Well, there’s a fair bit of sugar in coconut milk (less than fizzy drinks or juice, but a fair amount).
Nutritionist Lily Soutter says, ‘It’s so easy to glug down within seconds. Unfortunately, the additional potassium and other electrolytes you receive from this beverage simply do not outweigh the negatives that come with the additional sugar.
Turmeric has been widely hyped as being not just a healthy food – but actually better than some medicines.
Feverish reports have suggested that an anti-inflammatory chemical in turmeric may actually be better for us than 14 different drugs for various conditions.
Naturally, people are already drinking ‘turmeric water’ – a yellow concoction – and various authorities have suggested stirring the stuff into coffee.
But there’s not much clinical evidencce to back this up, Science Based Medicine reports.
The site says, ‘There is little reliable evidence to support the use of turmeric for any health condition because few clinical trials have been conducted.
‘Preliminary findings from animal and other laboratory studies suggest that a chemical found in turmeric—called curcumin—may have anti-inflammatory, anticancer, and antioxidant properties, but these findings have not been confirmed in people.’
Yes, you read it right, ‘adaptogens’: these are herbs and other plant remedies which supposedly stabilise processes in the body, helping you deal with stress.
The most famous one is ginseng – but in the past year, trendy publications have been hyping others such as rhodiola, bacopa, schisandra, rhaponticum and reishi mushrooms.
The problem is that while the term is widely used to describe herbal remedies, it’s not accepted as medical terminology.
This means that the health benefits of adaptogens are disputed at best – and may be non-existent.
Yes, it’s milk made out of the same plant people use to produce cannabis – but no, it doesn’t actually get you stoned.

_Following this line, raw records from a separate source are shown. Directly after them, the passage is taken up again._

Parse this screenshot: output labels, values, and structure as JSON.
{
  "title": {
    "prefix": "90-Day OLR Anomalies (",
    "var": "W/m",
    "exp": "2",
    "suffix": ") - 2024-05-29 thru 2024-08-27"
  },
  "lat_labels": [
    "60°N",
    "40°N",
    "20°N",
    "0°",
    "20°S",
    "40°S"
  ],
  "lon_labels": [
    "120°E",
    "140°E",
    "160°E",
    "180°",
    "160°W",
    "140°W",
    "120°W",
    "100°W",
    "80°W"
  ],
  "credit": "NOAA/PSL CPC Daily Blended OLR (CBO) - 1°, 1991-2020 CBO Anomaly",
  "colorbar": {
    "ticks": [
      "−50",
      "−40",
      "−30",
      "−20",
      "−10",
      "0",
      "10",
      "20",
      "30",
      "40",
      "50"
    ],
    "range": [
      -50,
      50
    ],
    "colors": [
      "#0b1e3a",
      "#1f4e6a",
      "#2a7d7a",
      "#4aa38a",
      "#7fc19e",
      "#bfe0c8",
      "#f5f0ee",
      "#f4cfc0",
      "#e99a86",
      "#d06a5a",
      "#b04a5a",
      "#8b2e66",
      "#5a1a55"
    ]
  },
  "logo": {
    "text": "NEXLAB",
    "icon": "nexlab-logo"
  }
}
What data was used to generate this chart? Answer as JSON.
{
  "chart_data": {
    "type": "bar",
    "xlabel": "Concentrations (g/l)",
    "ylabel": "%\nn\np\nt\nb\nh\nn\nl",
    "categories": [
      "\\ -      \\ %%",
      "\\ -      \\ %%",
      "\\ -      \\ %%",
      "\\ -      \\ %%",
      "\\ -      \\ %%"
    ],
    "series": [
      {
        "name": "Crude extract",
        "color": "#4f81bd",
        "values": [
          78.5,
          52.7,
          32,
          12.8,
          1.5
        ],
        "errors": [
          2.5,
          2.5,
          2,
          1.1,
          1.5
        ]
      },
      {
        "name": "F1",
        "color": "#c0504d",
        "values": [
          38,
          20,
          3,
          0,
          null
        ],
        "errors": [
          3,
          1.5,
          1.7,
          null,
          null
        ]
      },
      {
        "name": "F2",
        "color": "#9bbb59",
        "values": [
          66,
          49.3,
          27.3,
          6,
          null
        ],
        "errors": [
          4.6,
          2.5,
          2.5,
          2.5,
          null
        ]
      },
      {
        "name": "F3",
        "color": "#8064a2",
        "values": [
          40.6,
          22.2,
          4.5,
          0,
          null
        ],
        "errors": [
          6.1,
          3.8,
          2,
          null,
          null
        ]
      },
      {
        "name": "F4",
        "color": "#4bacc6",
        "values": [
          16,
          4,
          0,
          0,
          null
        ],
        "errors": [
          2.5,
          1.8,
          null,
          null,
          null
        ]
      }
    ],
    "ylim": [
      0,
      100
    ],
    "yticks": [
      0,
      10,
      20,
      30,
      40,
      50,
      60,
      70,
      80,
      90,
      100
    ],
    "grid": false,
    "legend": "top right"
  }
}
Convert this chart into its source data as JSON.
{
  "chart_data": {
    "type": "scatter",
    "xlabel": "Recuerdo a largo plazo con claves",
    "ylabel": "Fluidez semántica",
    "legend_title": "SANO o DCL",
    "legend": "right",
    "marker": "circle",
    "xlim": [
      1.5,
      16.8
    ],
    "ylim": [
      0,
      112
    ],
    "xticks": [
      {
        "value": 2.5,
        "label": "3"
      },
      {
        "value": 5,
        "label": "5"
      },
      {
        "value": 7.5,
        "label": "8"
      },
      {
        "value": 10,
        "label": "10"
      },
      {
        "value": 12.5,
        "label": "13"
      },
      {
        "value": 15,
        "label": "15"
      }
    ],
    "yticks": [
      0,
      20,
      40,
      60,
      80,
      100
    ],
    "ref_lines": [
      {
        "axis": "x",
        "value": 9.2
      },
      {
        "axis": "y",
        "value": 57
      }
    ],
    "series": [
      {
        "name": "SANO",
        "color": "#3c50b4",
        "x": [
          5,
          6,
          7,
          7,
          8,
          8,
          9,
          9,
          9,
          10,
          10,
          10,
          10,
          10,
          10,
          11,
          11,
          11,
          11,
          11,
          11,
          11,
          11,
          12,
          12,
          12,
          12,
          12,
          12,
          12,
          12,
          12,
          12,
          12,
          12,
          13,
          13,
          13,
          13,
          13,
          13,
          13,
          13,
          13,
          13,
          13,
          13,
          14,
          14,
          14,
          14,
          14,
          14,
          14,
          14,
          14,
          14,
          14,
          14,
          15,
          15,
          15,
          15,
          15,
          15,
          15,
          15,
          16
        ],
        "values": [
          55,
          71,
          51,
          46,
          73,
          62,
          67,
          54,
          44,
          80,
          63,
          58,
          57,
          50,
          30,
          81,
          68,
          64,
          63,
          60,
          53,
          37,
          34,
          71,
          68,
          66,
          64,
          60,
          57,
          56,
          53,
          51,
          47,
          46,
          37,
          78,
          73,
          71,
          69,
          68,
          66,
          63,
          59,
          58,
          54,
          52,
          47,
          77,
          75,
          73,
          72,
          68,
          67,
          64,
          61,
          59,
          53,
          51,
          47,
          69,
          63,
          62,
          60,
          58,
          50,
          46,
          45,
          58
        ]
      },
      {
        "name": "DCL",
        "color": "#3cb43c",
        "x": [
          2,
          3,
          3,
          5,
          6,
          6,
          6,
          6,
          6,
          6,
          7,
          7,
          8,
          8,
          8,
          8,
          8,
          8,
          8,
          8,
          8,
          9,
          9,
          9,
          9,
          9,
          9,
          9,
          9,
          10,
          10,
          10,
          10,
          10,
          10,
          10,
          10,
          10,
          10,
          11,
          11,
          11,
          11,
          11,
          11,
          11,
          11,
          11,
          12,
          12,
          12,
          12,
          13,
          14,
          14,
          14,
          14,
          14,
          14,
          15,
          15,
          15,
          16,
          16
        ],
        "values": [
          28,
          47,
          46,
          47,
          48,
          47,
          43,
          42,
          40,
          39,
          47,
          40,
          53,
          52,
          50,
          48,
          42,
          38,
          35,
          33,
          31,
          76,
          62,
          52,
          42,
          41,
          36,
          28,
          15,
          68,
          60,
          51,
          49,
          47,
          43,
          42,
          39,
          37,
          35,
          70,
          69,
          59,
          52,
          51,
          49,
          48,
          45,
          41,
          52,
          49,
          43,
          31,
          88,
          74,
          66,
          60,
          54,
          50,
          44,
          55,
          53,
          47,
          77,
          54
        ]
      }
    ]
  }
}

Instead, fans claim, hemp milk is similar to almond milk – just made with the seeds of the hemp plant.
Fans claim it’s high in omega-3 and omega-6 fatty acids, and the full spectrum of amino acids and (crucially) doesn’t have enough of the ‘active ingredient’ THC to either get drinkers high, or make them fail drug tests.
You can buy hemp milk in health food shops – and even Tesco.
The problem is that it’s lower in protein than other ‘nut milks’ – and can be high in fat.